Thanks and good morning. Couple of quick ones.

One, on the digital media, in 2016 if we look at quarter-to-quarter, we've seen a nice sequential increase of a couple of million dollars each year, Q4 was flat versus Q3. So wondering if you can help us think about the growth rate going into 2017 considering new contracts, backlog, pipeline et cetera?

And then the second question is regarding the Rec Room. I know it's early and I know it's still only one location but can you talk about the success you've had in the fourth quarter with the Edmonton location.

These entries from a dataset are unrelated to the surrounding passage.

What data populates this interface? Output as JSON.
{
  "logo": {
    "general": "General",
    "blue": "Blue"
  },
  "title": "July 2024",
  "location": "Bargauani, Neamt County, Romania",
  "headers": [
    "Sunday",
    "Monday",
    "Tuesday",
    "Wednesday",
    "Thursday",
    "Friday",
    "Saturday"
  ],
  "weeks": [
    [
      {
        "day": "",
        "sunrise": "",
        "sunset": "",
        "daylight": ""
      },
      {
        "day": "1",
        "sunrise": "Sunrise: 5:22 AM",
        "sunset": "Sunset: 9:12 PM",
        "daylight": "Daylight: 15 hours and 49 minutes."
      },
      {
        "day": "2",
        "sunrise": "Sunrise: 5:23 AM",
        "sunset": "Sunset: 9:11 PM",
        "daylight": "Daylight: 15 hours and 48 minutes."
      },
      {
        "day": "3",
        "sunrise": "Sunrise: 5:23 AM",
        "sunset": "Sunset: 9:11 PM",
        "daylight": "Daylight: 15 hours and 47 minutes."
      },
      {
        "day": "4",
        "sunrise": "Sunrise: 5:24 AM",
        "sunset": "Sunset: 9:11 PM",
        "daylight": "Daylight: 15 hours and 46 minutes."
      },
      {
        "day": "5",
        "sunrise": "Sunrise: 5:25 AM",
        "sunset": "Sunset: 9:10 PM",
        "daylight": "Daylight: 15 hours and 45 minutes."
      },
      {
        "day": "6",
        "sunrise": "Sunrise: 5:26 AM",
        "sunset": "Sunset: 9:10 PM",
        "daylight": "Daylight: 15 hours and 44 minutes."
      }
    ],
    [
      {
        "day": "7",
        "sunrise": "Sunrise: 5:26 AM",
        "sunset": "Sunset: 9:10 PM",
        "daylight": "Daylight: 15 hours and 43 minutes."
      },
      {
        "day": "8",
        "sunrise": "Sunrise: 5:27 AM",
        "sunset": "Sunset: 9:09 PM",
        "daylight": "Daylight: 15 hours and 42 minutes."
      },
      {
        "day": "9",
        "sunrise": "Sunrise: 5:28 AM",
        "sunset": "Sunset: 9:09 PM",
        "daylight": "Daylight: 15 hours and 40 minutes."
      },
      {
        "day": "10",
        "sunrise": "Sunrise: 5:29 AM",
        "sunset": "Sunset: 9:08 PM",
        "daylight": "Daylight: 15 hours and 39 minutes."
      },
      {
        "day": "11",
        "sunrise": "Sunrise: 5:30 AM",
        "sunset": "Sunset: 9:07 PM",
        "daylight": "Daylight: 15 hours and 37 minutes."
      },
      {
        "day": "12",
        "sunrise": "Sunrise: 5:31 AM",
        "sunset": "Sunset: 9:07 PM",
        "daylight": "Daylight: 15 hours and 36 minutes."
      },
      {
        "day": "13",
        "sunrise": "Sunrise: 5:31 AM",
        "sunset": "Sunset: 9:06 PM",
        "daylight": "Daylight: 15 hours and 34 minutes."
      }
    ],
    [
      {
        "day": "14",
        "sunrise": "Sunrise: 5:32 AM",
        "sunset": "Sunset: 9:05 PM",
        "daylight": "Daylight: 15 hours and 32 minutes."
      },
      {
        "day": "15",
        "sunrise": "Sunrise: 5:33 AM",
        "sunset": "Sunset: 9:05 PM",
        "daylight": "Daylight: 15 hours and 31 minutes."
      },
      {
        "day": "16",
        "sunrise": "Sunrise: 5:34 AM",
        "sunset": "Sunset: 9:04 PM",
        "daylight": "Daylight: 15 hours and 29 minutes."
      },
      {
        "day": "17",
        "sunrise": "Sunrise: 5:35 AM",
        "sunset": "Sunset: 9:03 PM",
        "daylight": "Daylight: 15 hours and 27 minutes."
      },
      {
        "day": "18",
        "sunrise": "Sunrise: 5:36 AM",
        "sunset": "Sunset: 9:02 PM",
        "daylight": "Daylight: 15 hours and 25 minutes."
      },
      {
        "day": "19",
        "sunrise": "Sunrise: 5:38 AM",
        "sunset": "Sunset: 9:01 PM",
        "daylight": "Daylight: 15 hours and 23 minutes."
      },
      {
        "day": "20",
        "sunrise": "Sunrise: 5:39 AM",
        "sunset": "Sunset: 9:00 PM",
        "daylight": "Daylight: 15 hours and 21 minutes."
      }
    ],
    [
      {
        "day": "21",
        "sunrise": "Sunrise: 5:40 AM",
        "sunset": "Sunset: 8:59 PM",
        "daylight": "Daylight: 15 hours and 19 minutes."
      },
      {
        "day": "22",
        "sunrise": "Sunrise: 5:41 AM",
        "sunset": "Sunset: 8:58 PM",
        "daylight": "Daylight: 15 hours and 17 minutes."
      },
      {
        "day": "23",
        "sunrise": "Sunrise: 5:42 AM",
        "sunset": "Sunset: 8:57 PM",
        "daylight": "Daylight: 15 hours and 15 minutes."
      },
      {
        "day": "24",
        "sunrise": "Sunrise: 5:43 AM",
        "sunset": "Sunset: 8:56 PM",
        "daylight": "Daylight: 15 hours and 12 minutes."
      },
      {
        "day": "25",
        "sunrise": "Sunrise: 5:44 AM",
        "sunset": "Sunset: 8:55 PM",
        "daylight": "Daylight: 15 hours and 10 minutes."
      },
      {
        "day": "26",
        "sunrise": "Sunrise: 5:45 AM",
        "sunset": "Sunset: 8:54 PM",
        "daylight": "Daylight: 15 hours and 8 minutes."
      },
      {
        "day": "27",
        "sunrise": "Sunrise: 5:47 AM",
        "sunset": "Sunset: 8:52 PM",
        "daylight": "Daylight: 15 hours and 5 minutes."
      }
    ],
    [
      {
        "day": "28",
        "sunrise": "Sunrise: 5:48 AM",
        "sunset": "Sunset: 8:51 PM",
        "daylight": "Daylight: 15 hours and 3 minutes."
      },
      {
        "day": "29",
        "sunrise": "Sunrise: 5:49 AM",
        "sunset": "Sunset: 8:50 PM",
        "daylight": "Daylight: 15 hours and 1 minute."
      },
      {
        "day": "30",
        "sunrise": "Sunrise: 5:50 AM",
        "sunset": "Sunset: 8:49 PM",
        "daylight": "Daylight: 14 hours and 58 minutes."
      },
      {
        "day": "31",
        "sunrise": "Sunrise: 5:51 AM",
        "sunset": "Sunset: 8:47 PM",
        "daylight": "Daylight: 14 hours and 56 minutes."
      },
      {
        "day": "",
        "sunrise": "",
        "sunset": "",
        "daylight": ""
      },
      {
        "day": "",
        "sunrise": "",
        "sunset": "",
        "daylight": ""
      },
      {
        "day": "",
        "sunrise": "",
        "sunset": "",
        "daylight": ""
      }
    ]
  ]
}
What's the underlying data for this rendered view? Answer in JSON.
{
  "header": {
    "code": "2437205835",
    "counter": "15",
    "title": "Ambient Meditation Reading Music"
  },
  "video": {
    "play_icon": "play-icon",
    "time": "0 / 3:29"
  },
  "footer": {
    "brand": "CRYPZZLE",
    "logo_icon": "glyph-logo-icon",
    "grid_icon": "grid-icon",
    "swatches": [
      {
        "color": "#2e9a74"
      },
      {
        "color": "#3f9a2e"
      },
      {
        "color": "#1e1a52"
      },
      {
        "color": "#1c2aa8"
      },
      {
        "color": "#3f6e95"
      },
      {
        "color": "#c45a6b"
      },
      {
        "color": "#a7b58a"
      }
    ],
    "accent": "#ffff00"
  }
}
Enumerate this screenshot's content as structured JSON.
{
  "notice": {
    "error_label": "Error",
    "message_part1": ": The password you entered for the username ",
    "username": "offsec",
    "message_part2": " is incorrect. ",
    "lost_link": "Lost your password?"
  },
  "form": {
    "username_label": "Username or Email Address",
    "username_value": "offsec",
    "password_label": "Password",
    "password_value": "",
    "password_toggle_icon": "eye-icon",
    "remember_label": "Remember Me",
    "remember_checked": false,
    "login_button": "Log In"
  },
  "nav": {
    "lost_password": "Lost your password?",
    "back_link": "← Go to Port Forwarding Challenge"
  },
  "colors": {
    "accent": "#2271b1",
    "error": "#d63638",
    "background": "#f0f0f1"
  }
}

And I guess whether there's been a slowdown or seasonality impact into early Q1 that you're seeing or has the attendance and traffic been still pretty strong.

Ellis Jacob

So, Jeff, I’ll take the first half of the question which is on the revenue stream and projections for the digital signage business. The one thing that creates a little bit of lumpiness in the overall quarterly allocations is the amount of project and installation revenue that occurs in a quarter.

Last Q4 was particularly heavy and that's why we've been running at about a 30% rate for three quarters and it was down to an overall increase of about 19% in the fourth quarter. So as I looked forward and given that we’ve mentioned previously that a number of the customers that we've recently announced tend to deploy over a number couple of years is that the growth rate that you’ve seen in 2016, I would expect would continue on into 2017 as they continue those planned rollouts and expansions and we have similar levels of mix of increasing recurring revenue streams and project revenues.

Gord Nelson

And on the Rec Room, Jeff, as we mentioned earlier, we are very, very happy with the performance in the quarter. We saw significant revenue both in the food and gaming area.

In total, they were close to $5 million of total revenue. And that was even without some of our features like virtual reality weren't open for the whole quarter.

And guests seem to be loving all the options that we offer them and that results in repeat businesses. As far as seasonality, I think one of the problem is on the weekends we have line ups to get in and with the cold weather in Edmonton it kind of makes it a little bit more difficult.

But we'll see once the patio opens for the first time later towards the summer what the impact is going to be and how this location continues to grow. And we are very excited with the one in Toronto which is at the Roundhouse which is open towards the middle of the year.

Jeff Fan

Okay. Thanks guys.

Gord Nelson

Thank you.

Operator

And we have no further questions in the queue. I’d like to turn the conference back over to today's presenters for any additional or closing remarks.

Ellis Jacob

Thank you so much for joining us this morning. We look forward to seeing you at our Annual General Meeting on May 17.

Please mark your calendars. Thank you.